Is God terribly busy?

Luke 10.38-42

38Now as Jesus and his disciples went on their way, he entered a certain village, where a woman named Martha welcomed him into her home. 39She had a sister named Mary, who sat at the Lord’s feet and listened to what he was saying. 40But Martha was distracted by her many tasks; so she came to Jesus and asked, ‘Lord, do you not care that my sister has left me to do all the work by myself? Tell her then to help me.’ 41But the Lord answered her, ‘Martha, Martha, you are worried and distracted by many things; 42there is need of only one thing. Mary has chosen the better part, which will not be taken away from her.’

Sermon by Bishop of Whitby

IS GOD terribly busy? Our intercessions in public worship sometimes suggest that we think so.

It would be wrong to imply that the divine compassion of God does not embrace with redemptive love the torments of poverty, disease, conflict, and death. A conviction that this earth, in all its minute detail, is entirely open to God is, after all, what prompts our prayer of intercession.

But our quest for God in intercessory prayer is also where our changeability is confronted by God, whom we describe as unchanging. Much of what we change, we damage. Intercession seeks the God who is consistently compassionate and re-creative.

The story of Mary and Martha in today’s Gospel reading puts me in mind of these aspects of the nature of God. The story has sometimes been used unhelpfully, I think, to suggest that a contemplative focus on stillness is somehow incompatible with dutiful and busy engagement in the responsibilities of daily life.

We might think we are being asked to make a choice between Mary and Martha, but perhaps we are actually being asked to resist preferring one above the other.

I suspect the truth about most of us is that we feel more comfortable with Martha’s practical “doing” than with Mary’s reflective “being”. But resistance to an either/or assessment of what God asks of us is essential for our spiritual health.

It is worth noting that in the Rule of St Benedict much importance is placed on the value of manual work — the Martha stuff — in order to sustain the appetite of the human mind and spirit for God — the listening to the word of God, or lectio divina — chosen by Mary.

It seems that Mary and Martha might represent two sides of a single person. So the important point is the challenge of how any of us can sustain a healthy balance between activity and a still, listening attentiveness to God in today’s world.

Advice on this challenge should not be rigidly specific, since people’s needs and circumstances differ so greatly.
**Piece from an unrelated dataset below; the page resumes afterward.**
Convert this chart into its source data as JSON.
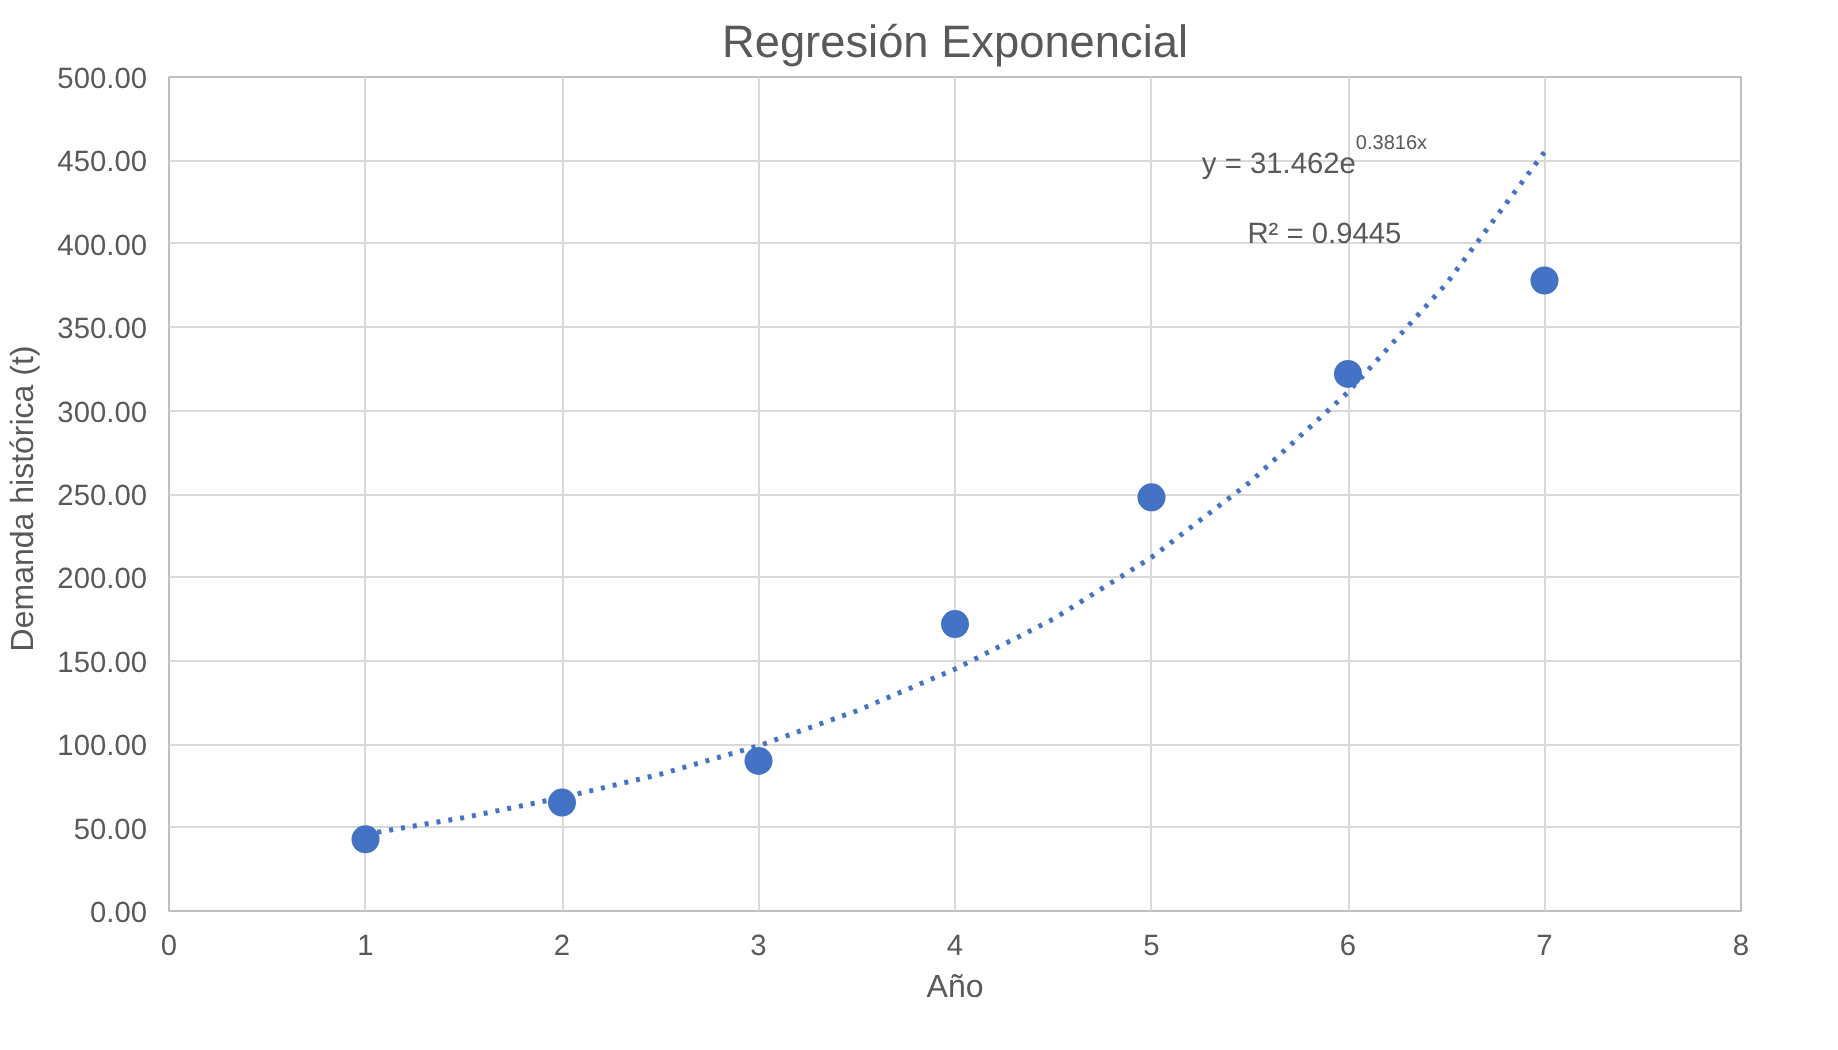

But these are among the important things we would want to say: Every human being has some capacity for the portion of spiritual awareness chosen by Mary.

As Christians, we believe that this capacity leads us specifically to God, whom we know as Trinity — the creator, revealed in Jesus Christ, through the work of the Holy Spirit.

It is characteristic of us as human beings that this search for God uses a variety of media — music, poetry, art, drama, and so on.

We generally seek wise advice and encouragement from each other, especially from those who have an obvious gift of spiritual awareness.

The regular practice of any spiritual discipline that is attentive to God’s presence deepens the appreciation of our capacity for God.

The second reading appointed for today directs us to Jesus as the point of intersection between the unseen, unchanging character of the life of God, and this visible, mutable world. “He is the image of the invisible God,” the letter to the Colossians asserts confidently. Perhaps at this point we could deploy the medium of art to illuminate how our lives might embrace both the activity and the still attentiveness that lead to deeper experience of God.

I saw for the first time recently the new font in Salisbury Cathedral, designed by William Pye. If ever you get an opportunity, go and see it for yourself. It is astonishingly beautiful. It has a quatrefoil shape, like the tracery of a medieval window. The surface of the water forms a mirror in which the image of the pillars and vaulting of the nave are captured, bringing heaven, which is what the architecture of the ceiling depicts, down to earth.

Of course, when this still mirror of water is disturbed by the activity of being used for baptism, the life of heaven does come down to earth. The image of the risen, ascended and glorified Jesus is then indelibly marked upon us. The elemental matter of water is used in symbolic and ritual action to reveal something invisible: disturbance of the mirror begets the mystery of new being in Christian identity, so that heaven can be reflected in us.

In this working symbol, the Salisbury font shows us a vital relationship between activity and identity, “doing” and “being”. But there is further instruction on the character of stillness that captures the reflection of invisibility — heaven. The mirror is formed on water that overflows the font through its four ends. Its stillness is dynamic, moving, or, we might say, living. This seems to me to come close to what we want to say about God, whom we might describe as dynamic stillness.

Nor is this simply a question of theory or playing with words. If stillness can be understood as dynamic and not simply dead inertia, then the activity of our restless minds, imaginations, and bodies can also be allowed, with care and direction, to reflect heaven.

Disturbance can be a vehicle for deeper attention to the word and presence of God. Practise it, and see. If you don’t know how to begin, don’t be afraid to ask for help.